Your question seems to assume that being nominated for the Nobel Prize in Literature and being on the short list are essentially equivalent. They are two quite different things. The number of people who are nominated is much larger than the number on the short list. For example, in 1962, one of the years that the Nobel Foundation has commented on the short list, there were 66 people nominated, and three on the short list (there apparently would have been four, but one of them died).

There is a fairly long list of people who can nominate candidates for the Nobel Prize in Literature. These are (from the Nobel Prize website):

  1. Members of the Swedish Academy and of other academies, institutions and societies which are similar to it in construction and purpose;

  2. Professors of literature and of linguistics at universities and university colleges;

  3. Previous Nobel Laureates in Literature;

  4. Presidents of those societies of authors that are representative of the literary production in their respective countries.

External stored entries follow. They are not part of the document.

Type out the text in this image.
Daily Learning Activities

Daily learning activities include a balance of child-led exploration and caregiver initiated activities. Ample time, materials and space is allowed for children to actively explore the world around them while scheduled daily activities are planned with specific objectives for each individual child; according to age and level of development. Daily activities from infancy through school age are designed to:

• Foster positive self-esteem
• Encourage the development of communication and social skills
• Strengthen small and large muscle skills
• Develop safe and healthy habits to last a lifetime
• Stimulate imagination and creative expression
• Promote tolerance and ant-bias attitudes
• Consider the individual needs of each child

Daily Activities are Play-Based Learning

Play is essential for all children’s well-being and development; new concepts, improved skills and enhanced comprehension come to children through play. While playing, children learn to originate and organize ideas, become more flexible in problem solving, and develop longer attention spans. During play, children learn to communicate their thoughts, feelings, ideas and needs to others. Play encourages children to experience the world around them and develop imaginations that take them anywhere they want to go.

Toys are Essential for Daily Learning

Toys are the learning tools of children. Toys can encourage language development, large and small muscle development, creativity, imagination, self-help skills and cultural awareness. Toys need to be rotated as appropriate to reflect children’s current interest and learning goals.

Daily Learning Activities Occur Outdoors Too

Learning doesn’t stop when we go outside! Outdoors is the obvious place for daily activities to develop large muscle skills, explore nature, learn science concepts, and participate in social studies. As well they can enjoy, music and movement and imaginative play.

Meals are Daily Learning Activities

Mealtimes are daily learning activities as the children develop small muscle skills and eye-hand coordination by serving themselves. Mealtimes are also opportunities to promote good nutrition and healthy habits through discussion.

If somebody nominated Narayan for the Nobel Prize in Literature, that person would know that he had been nominated and could tell other people that Narayan had been nominated. This happens quite often (especially for the Nobel Peace Prize). I would assume that this is how people know that Narayan had been nominated.

However, this is quite different from being shortlisted. The short list is compiled by the The Nobel Committee for Literature, and this information is kept secret for fifty years. The only people who would know the short list are members of this committee and the Swedish Academy, and it is extremely unlikely that any of them would say anything.